DataBubble·

Model Detail

nomic-embed-text-v1.5

▼ 0.6%

Provider: nomic-aiCategory: codePipeline: sentence-similarity

DB Score

1.2

Downloads

17.1M

Likes

833

Day

-0.6%

Week

+0.0%

Month

+0.0%

Overview

nomic-embed-text-v1.5 is a code generation model with 68M parameters released by nomic-ai. The model is registered under the sentence-similarity pipeline tag on Hugging Face, distributed under the permissive apache-2.0 license.

Technical

nomic-embed-text-v1.5 ships with 68M parameters. The apache-2.0 license is permissive, allowing commercial deployment and derivative work without per-seat fees, though attribution requirements still apply.

Trending Signal

Downloads of nomic-embed-text-v1.5 have moved -0.6% over the past 24 hours. That is a slight downtrend, consistent with normal cooling as newer models compete for the same workloads. These numbers are signal, not guarantee — week-over-week download counts on Hugging Face also reflect mirror traffic, CI scrapes, and one-off benchmarking runs.

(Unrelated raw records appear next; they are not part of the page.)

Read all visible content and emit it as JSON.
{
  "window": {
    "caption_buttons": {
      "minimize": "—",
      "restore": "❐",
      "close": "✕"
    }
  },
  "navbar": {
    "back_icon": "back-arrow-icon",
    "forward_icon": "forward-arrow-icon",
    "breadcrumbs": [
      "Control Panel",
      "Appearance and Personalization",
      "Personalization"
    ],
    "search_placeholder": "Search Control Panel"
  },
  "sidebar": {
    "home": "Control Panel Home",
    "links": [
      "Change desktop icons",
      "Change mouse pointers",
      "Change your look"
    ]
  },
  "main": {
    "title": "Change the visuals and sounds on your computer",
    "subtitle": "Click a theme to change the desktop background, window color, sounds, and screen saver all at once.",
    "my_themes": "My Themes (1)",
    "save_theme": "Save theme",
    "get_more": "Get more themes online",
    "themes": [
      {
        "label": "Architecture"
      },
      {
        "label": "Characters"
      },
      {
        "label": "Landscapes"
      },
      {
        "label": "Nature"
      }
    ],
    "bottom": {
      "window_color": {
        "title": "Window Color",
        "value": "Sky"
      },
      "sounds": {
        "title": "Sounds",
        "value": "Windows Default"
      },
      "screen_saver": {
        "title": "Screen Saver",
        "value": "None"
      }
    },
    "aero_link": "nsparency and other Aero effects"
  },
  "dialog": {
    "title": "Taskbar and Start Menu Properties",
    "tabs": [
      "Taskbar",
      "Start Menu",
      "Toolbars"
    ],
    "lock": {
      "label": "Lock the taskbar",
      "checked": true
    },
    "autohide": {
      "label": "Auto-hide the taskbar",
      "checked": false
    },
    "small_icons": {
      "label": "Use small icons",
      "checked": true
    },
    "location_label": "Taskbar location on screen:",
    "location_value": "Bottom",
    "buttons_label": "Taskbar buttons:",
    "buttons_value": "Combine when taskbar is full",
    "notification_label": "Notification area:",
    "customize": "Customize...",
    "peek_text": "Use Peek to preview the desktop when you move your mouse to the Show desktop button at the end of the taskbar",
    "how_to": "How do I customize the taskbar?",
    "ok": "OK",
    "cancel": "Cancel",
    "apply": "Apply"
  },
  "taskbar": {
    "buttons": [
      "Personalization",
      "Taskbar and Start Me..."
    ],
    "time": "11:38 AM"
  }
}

Read about databubble_score →

Use Cases

nomic-embed-text-v1.5 is best fit for code completion, repository-scale Q&A, and pair-programming integrations. It is a less obvious choice for one-shot generation of security-critical code without review. Treat this as a starting matrix rather than a benchmark verdict — the right deployment usually depends on the specific evaluation suite that mirrors your workload.

Download History

Research Paper

arXiv: 2402.01613→

Model Info

Licenseapache-2.0

Citations295 (25 influential)

Recent newsView all news →

Synthetic Personalities: How Well Can LLMs Mimic Individual Respondents Using Socio-Economic Microdata?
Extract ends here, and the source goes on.